Greece’s conservative government on Monday denied any role in an investigative journalist’s alleged surveillance of her mobile phone via spyware.
The government’s statement came after Greek investigative website Inside Story alleged on Monday that financial journalist Thanasis Koukakis had hacked his phone.
Its story cited a three-page report from Citizen Lab, a Canadian laboratory based at the University of Toronto, that uncovered several cases of such espionage.
Citizen Lab’s report said that Koukakis’s phone was infected with spyware named Predator between July 12 and September 24 last year.
Malware can not only record conversations but can also hack phone’s passwords, photos, internet history and contacts.
Spokesman Yanis Iaconomo denied that the government had any role in the matter, “calling on the competent authorities to clean up the matter and do their bit for justice.”
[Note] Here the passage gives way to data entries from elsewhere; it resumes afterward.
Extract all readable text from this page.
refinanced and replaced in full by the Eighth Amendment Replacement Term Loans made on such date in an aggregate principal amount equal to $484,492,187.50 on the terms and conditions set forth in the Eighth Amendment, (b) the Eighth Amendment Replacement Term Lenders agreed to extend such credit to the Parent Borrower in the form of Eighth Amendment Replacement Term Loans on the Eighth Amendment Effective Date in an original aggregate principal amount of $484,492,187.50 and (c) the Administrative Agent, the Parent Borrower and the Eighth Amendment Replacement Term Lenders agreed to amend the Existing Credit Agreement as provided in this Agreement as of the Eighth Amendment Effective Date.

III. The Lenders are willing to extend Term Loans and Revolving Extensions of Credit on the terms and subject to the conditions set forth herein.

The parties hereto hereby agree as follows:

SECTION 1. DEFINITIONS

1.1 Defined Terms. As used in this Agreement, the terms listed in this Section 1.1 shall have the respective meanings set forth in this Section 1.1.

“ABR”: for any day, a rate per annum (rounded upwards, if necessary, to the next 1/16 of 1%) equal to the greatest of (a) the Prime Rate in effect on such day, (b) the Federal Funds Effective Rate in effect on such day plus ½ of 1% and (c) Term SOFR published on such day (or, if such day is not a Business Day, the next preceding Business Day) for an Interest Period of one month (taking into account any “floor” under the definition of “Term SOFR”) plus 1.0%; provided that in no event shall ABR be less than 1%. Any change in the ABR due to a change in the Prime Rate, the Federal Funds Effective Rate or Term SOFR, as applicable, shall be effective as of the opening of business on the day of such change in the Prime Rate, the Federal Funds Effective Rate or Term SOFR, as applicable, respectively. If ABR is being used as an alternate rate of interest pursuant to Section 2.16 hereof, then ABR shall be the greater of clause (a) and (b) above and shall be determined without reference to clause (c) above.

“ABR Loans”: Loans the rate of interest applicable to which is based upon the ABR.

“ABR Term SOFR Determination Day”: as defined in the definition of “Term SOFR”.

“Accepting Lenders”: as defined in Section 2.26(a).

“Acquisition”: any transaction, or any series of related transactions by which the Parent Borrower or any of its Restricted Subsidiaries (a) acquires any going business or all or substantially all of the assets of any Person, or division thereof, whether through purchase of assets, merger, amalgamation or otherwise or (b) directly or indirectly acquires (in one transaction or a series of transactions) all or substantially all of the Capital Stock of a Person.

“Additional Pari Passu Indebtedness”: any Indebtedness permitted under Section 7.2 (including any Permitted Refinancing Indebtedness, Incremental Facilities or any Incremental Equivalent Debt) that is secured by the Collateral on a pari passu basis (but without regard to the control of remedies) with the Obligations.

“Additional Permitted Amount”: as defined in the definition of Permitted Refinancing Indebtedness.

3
Posting on Twitter, Koukakis noted the government statement and said he was awaiting the findings of an investigation by ADAE, the Greek body responsible for communications security and privacy.
His investigations include the series on the Greek bank, spending claims at the Ministry of Migration and defense contracts.
The Global Network for Independent Journalism tweeted Monday that it was “concerned” by reports that Predator spyware was used to spy on the Koukakis.
It said, ‘We will seek answers from the Greek government.
This latest case follows a line last November when the Greek left-wing daily Efsin published an internal intelligence memo on political activists – and on a journalist.
A government minister at the time denied that there was any government surveillance of journalists in Greece.
According to Citizen Lab, the Predator malware was developed by a business called Citrox, which is based in neighboring North Macedonia.